When he is sober, if one of us tries to speak with him about his problem he doesn't listen and is not willing to seek any help from doctors either. He also is very irritable and I often feel I cannot talk to him whilst he is sober, as I would upset him. We argue over small things, which when he is drunk he does but when I do it and he is sober, he tells me not to, and when I remind him that he does it when drunk he doesn't care. He is very hypocritical too, sometimes he just ignores me and doesn't speak to me even if it is just a little argument.
The next problem is with my mum, she shouts at my dad when he's not sober, but when he is she ignores everything and sides with him, so I go from being the man of the house to nothing. She shouts at me whenever I argue with him, even when I am right she tells me to stop whilst doing nothing to him, whom she hated so much when drunk. If I try to talk to my brother about this he tells me to shut up and that I am "too girly" but I listen to everything he has to say and all his problems. If I try to speak to my mum about these problems she listens fora bit then becomes uninterested and tells me she works hard and doesn't need this.
Oh he is usually sober for around three months where he consumes no alcohol whatsoever,then just becomes pissed for another 6 months (he can't seem to control his addiction. I can't revise for my exams either when this happens because of all the noise and stress I have.
Sorry if a bit long,but I needed to get that off my chest any advice would be greatly appreciated.

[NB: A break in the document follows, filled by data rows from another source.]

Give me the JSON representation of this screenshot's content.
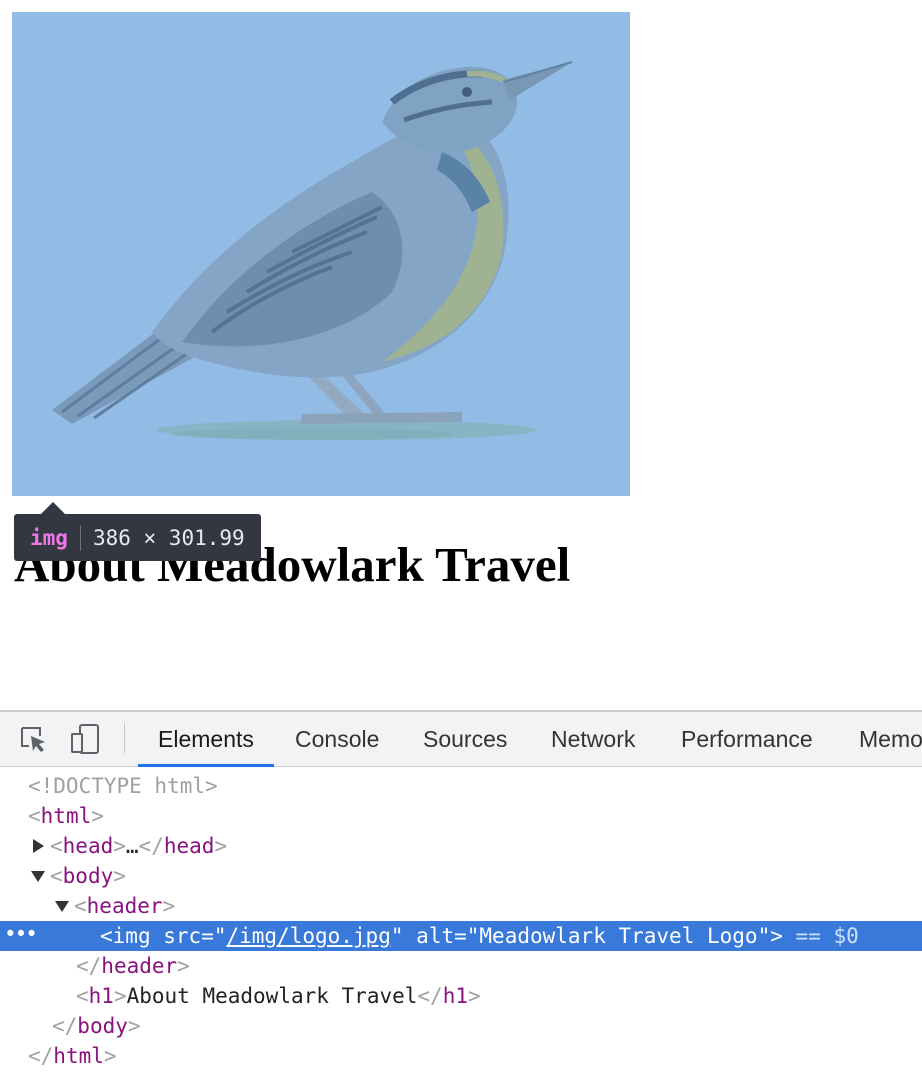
{
  "page": {
    "title": "About Meadowlark Travel",
    "logo_alt": "Meadowlark Travel Logo"
  },
  "tooltip": {
    "tag": "img",
    "size": "386 × 301.99"
  },
  "devtools": {
    "tabs": [
      "Elements",
      "Console",
      "Sources",
      "Network",
      "Performance",
      "Memo"
    ],
    "active_tab": "Elements",
    "icons": [
      "inspect-element-icon",
      "device-toolbar-icon"
    ],
    "tree": {
      "doctype": "<!DOCTYPE html>",
      "html_open": "html",
      "head_tag": "head",
      "head_ellipsis": "…",
      "body_tag": "body",
      "header_tag": "header",
      "img_tag": "img",
      "img_src_name": "src",
      "img_src_value": "/img/logo.jpg",
      "img_alt_name": "alt",
      "img_alt_value": "Meadowlark Travel Logo",
      "selected_marker": "== $0",
      "row_dots": "•••",
      "h1_tag": "h1",
      "h1_text": "About Meadowlark Travel"
    }
  },
  "colors": {
    "selection": "#3879d9",
    "tag": "#881280",
    "active_tab_underline": "#1a73e8",
    "logo_background": "#a5c7ea"
  }
}
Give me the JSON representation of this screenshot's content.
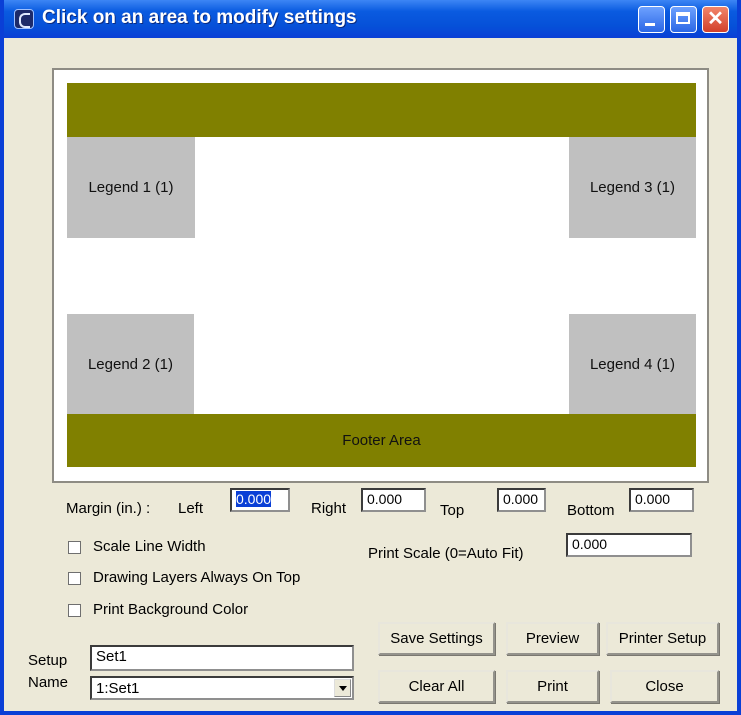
{
  "window": {
    "title": "Click on an area to modify settings"
  },
  "layout_preview": {
    "footer_label": "Footer Area",
    "legends": [
      "Legend 1 (1)",
      "Legend 2 (1)",
      "Legend 3 (1)",
      "Legend 4 (1)"
    ],
    "header_color": "#808000",
    "legend_color": "#c0c0c0"
  },
  "margins": {
    "label": "Margin (in.) :",
    "left_label": "Left",
    "left_value": "0.000",
    "right_label": "Right",
    "right_value": "0.000",
    "top_label": "Top",
    "top_value": "0.000",
    "bottom_label": "Bottom",
    "bottom_value": "0.000"
  },
  "options": {
    "scale_line_width": {
      "label": "Scale Line Width",
      "checked": false
    },
    "drawing_layers_on_top": {
      "label": "Drawing Layers Always On Top",
      "checked": false
    },
    "print_background_color": {
      "label": "Print Background Color",
      "checked": false
    }
  },
  "print_scale": {
    "label": "Print Scale (0=Auto Fit)",
    "value": "0.000"
  },
  "setup": {
    "label_line1": "Setup",
    "label_line2": "Name",
    "name_value": "Set1",
    "selected": "1:Set1"
  },
  "buttons": {
    "save_settings": "Save Settings",
    "preview": "Preview",
    "printer_setup": "Printer Setup",
    "clear_all": "Clear All",
    "print": "Print",
    "close": "Close"
  }
}
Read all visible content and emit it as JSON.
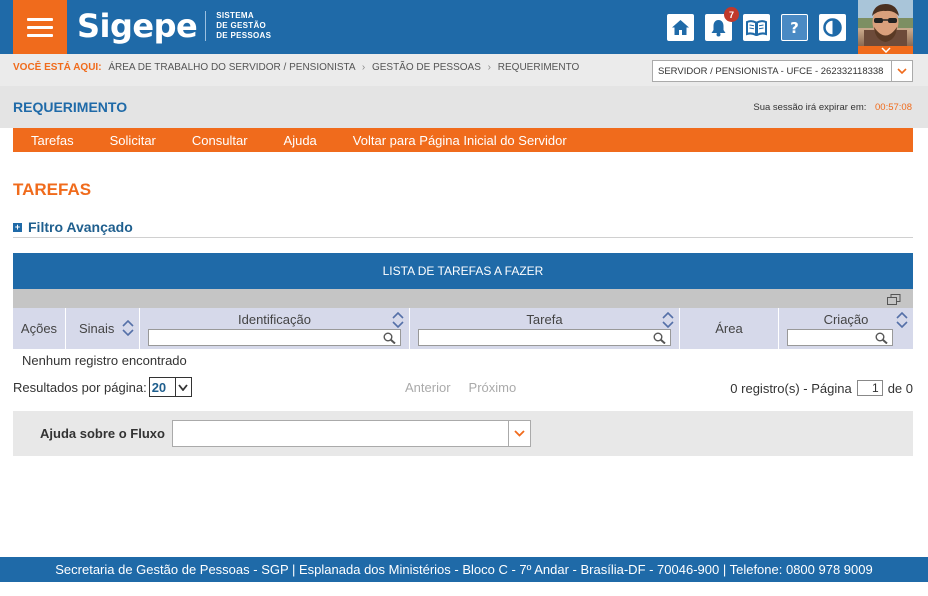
{
  "header": {
    "logo": "Sigepe",
    "logo_sub_1": "SISTEMA",
    "logo_sub_2": "DE GESTÃO",
    "logo_sub_3": "DE PESSOAS",
    "notifications_count": "7"
  },
  "breadcrumb": {
    "lead": "VOCÊ ESTÁ AQUI:",
    "items": [
      "ÁREA DE TRABALHO DO SERVIDOR / PENSIONISTA",
      "GESTÃO DE PESSOAS",
      "REQUERIMENTO"
    ]
  },
  "profile_select": {
    "value": "SERVIDOR / PENSIONISTA - UFCE - 262332118338"
  },
  "titlebar": {
    "title": "REQUERIMENTO",
    "session_label": "Sua sessão irá expirar em:",
    "session_time": "00:57:08"
  },
  "nav": [
    "Tarefas",
    "Solicitar",
    "Consultar",
    "Ajuda",
    "Voltar para Página Inicial do Servidor"
  ],
  "main": {
    "section_title": "TAREFAS",
    "filter_label": "Filtro Avançado"
  },
  "table": {
    "caption": "LISTA DE TAREFAS A FAZER",
    "columns": {
      "acoes": "Ações",
      "sinais": "Sinais",
      "identificacao": "Identificação",
      "tarefa": "Tarefa",
      "area": "Área",
      "criacao": "Criação"
    },
    "empty_message": "Nenhum registro encontrado"
  },
  "pager": {
    "per_page_label": "Resultados por página:",
    "per_page_value": "20",
    "prev": "Anterior",
    "next": "Próximo",
    "records_text": "0 registro(s) - Página",
    "current_page": "1",
    "of_text": "de 0"
  },
  "flow": {
    "label": "Ajuda sobre o Fluxo"
  },
  "footer": {
    "text": "Secretaria de Gestão de Pessoas - SGP | Esplanada dos Ministérios - Bloco C - 7º Andar - Brasília-DF - 70046-900 | Telefone: 0800 978 9009"
  },
  "colors": {
    "brand_blue": "#1f6aa8",
    "accent_orange": "#f06b1c"
  }
}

Problem with parents Watch
- Thread Starter
- 18-12-2010 00:55
- 18-12-2010 01:12
Have you discussed your feelings with your mother? You should maybe let her know what your thinking and why. Are other family or relatives away of this going on in your home life? If not, maybe you should confide in them. Failing this I would advise you to seek advice from a website called this is abuse. they may be able to put you in contact with someone who can help.
If you think your father poses a risk to yourself or your little brother maybe you should consider talking to someone at his school? You don't have to live like this. ultimately make sure you dont put yourself in any risk by seeking out help! Stay safe!